Aftreden Tweede Kamervoorzitter

Source: Parlement.com.

Er is in de parlementaire geschiedenis één keer een Tweede Kamervoorzitter1 afgetreden. Dat was Anouchka van Miltenburg2 in december 2015. Daarnaast stelde in september 1912 voorzitter Van Bylandt3 zich niet meer herkiesbaar voor het voorzitterschap in de volgende zittingsperiode (tot 1983 werd de Tweede Kamervoorzitter jaarlijks benoemd). In beide gevallen was er kritiek op de leiding door de Voorzitter, maar in 2015 was een bevinding in een rapport directe aanleiding voor het vertrek.

Contents

  1. Aftreden Van Miltenburg
  2. Terugtreden Van Bylandt

1.

Aftreden Van Miltenburg

In 2015 oordeelde een commissie-Oosting, die de gang van zaken rond een deal van het OM met de crimineel Cees H. uit 2001 onderzocht, dat Kamervoorzitter Van Miltenburg ten onrechte een brief van een klokkenluider over deze zaak niet aan de commissie had doorgeleid. Bovendien had zij de brief laten vernietigen, omdat dit de standaardprocedure zou zijn geweest. De kritiek ondermijnde haar toch al verzwakte positie, waarna zij terugtrad. Van Miltenburg liet weten het ambt van Voorzitter niet langer met deze zaak te willen belasten.

Eerder waren er tijdens haar voorzitterschappen diverse kleinere en grotere incidenten geweest. In april 2013 verweet CDA-fractievoorzitter Buma4 haar van partijdigheid in een debat met staatssecretaris Weekers5, waarop zij emotioneel had gereageerd. Anoniem lieten sommige leden daarna weten haar ongeschikt te vinden voor het voorzitterschap.

Het negatieve beeld werd versterkt toen zij bij de presentatie van een onderzoeksrapport over mislukte ict-projecten bij de overheid liet weten dat ze had moeten 'googelen' wat ict betekende. Na een in haar ogen overbodige hoofdelijke stemming over een PvdD-motie zei zij - terwijl de microfoon nog openstond - 'much to do about nothing'. (het gezegde luidt 'much ado about nothing').

Zij kreeg verder soms het verwijt dat zij debatten voortijdig smoorde door interrupties niet toe te staan. In procedurele kwesties stelde zij zich bovendien nogal formeel op. Zo werden leden ter verantwoording geroepen die een minister6 of staatssecretaris7 met hun naam aanspraken. Daar stond tegenover dat kwalificaties als 'heel klein, zielig, miezerig mannetje' en 'nepparlement' door haar werden toegestaan.
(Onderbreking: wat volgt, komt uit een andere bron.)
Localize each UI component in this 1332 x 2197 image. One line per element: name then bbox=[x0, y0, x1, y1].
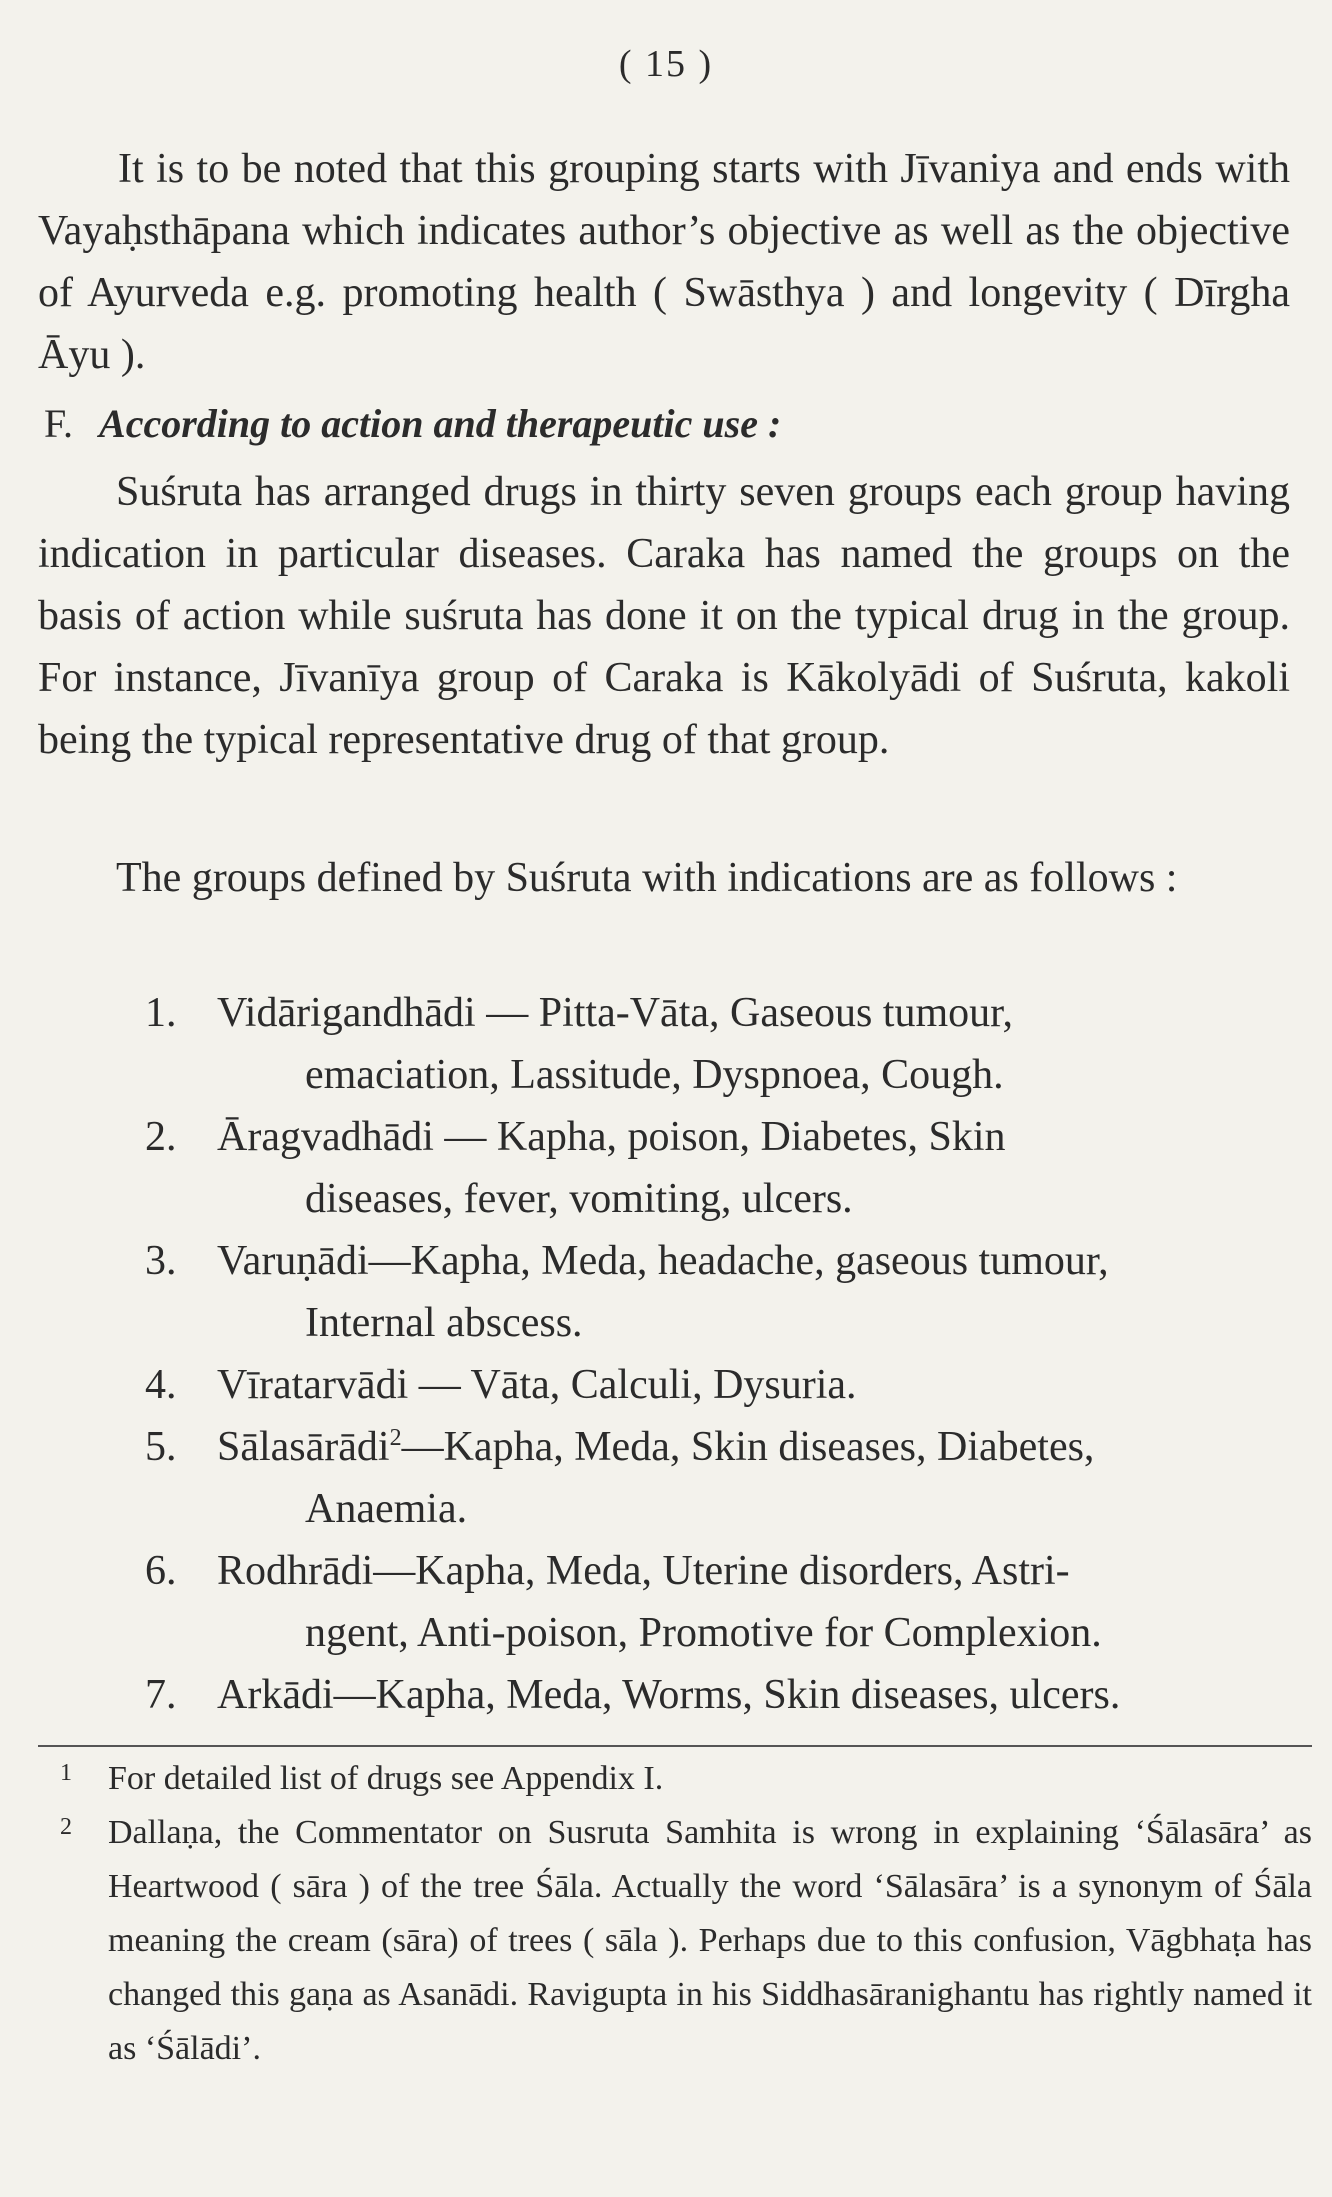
item-text: Āragvadhādi — Kapha, poison, Diabetes, Skin bbox=[217, 1114, 1006, 1160]
item-continuation: ngent, Anti-poison, Promotive for Complexion. bbox=[305, 1610, 1102, 1656]
list-item bbox=[145, 1416, 1305, 1540]
list-item bbox=[145, 1540, 1305, 1664]
list-item bbox=[145, 1106, 1305, 1230]
footnote-mark: 1 bbox=[60, 1760, 72, 1786]
item-text: Varuṇādi—Kapha, Meda, headache, gaseous tumour, bbox=[217, 1238, 1109, 1284]
item-continuation: diseases, fever, vomiting, ulcers. bbox=[305, 1176, 853, 1222]
item-text bbox=[217, 1416, 1305, 1478]
item-number: 2. bbox=[145, 1114, 177, 1160]
item-text: Vīratarvādi — Vāta, Calculi, Dysuria. bbox=[217, 1362, 857, 1408]
item-number: 4. bbox=[145, 1362, 177, 1408]
footnote-mark: 2 bbox=[60, 1814, 72, 1840]
section-heading bbox=[44, 393, 781, 455]
footnote-text: Dallaṇa, the Commentator on Susruta Samhita is wrong in explaining ‘Śālasāra’ as Heartwood ( sāra ) of the tree Śāla. Actually the word ‘Sālasāra’ is a synonym of Śāla meaning the cream (sāra) of trees ( sāla ). Perhaps due to this confusion, Vāgbhaṭa has changed this gaṇa as Asanādi. Ravigupta in his Siddhasāranighantu has rightly named it as ‘Śālādi’. bbox=[108, 1814, 1312, 2067]
list-item bbox=[145, 1230, 1305, 1354]
item-continuation: Anaemia. bbox=[305, 1486, 468, 1532]
footnote-divider bbox=[38, 1745, 1312, 1747]
item-number: 7. bbox=[145, 1672, 177, 1718]
list-item bbox=[145, 982, 1305, 1106]
item-continuation: Internal abscess. bbox=[305, 1300, 583, 1346]
item-number: 6. bbox=[145, 1548, 177, 1594]
footnote-reference: 2 bbox=[389, 1425, 402, 1451]
item-text: Arkādi—Kapha, Meda, Worms, Skin diseases, ulcers. bbox=[217, 1672, 1121, 1718]
footnote-text: For detailed list of drugs see Appendix I. bbox=[108, 1760, 664, 1797]
footnote bbox=[60, 1806, 1312, 2076]
groups-intro-paragraph: The groups defined by Suśruta with indications are as follows : bbox=[116, 855, 1178, 901]
item-name: Sālasārādi bbox=[217, 1424, 390, 1470]
list-item bbox=[145, 1664, 1305, 1726]
item-number: 3. bbox=[145, 1238, 177, 1284]
item-text: Rodhrādi—Kapha, Meda, Uterine disorders, Astri- bbox=[217, 1548, 1070, 1594]
footnote bbox=[60, 1752, 1312, 1806]
item-number: 1. bbox=[145, 990, 177, 1036]
list-item bbox=[145, 1354, 1305, 1416]
item-continuation: emaciation, Lassitude, Dyspnoea, Cough. bbox=[305, 1052, 1004, 1098]
item-indications: —Kapha, Meda, Skin diseases, Diabetes, bbox=[401, 1424, 1095, 1470]
groups-list bbox=[145, 982, 1305, 1726]
intro-paragraph: It is to be noted that this grouping starts with Jīvaniya and ends with Vayaḥsthāpana which indicates author’s objective as well as the objective of Ayurveda e.g. promoting health ( Swāsthya ) and longevity ( Dīrgha Āyu ). bbox=[38, 146, 1290, 378]
section-title: According to action and therapeutic use : bbox=[99, 401, 782, 446]
footnotes bbox=[60, 1752, 1312, 2076]
item-number: 5. bbox=[145, 1424, 177, 1470]
section-letter: F. bbox=[44, 401, 74, 446]
page-number: ( 15 ) bbox=[618, 43, 714, 85]
item-text: Vidārigandhādi — Pitta-Vāta, Gaseous tumour, bbox=[217, 990, 1013, 1036]
susruta-paragraph: Suśruta has arranged drugs in thirty seven groups each group having indication in particular diseases. Caraka has named the groups on the basis of action while suśruta has done it on the typical drug in the group. For instance, Jīvanīya group of Caraka is Kākolyādi of Suśruta, kakoli being the typical representative drug of that group. bbox=[38, 469, 1290, 763]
Daarnaast was er kritiek op haar optreden in een kwestie rond het mogelijk lekken van informatie door GroenLinks-Kamerlid Linda Voortman8. Het beeld was dat zij (alleen) te voortvarend naar het OM was gestapt.

Toen de kwestie van de versnipperde brief speelde, ontbrak het haar aan krediet om nog verder te kunnen blijven functioneren.

2.

Terugtreden Van Bylandt

Tijdens het voorzitterschap van Van Bylandt3 kwamen enkele incidenten en rumoerige vergaderingen voor. In de eerste vergadering na Prinsjesdag in 1910 kreeg Van Bylandt te maken met grote onrust in de Kamer, nadat op voorstel van De Savornin Lohman9 (na een stemming van 'rechts' tegen 'links') was besloten geen Adres van Antwoord10 op de troonrede op te stellen. Daarmee kon ook niet - zoals de sociaaldemocraten wensten - worden gedebatteerd over uitbreiding van het kiesrecht.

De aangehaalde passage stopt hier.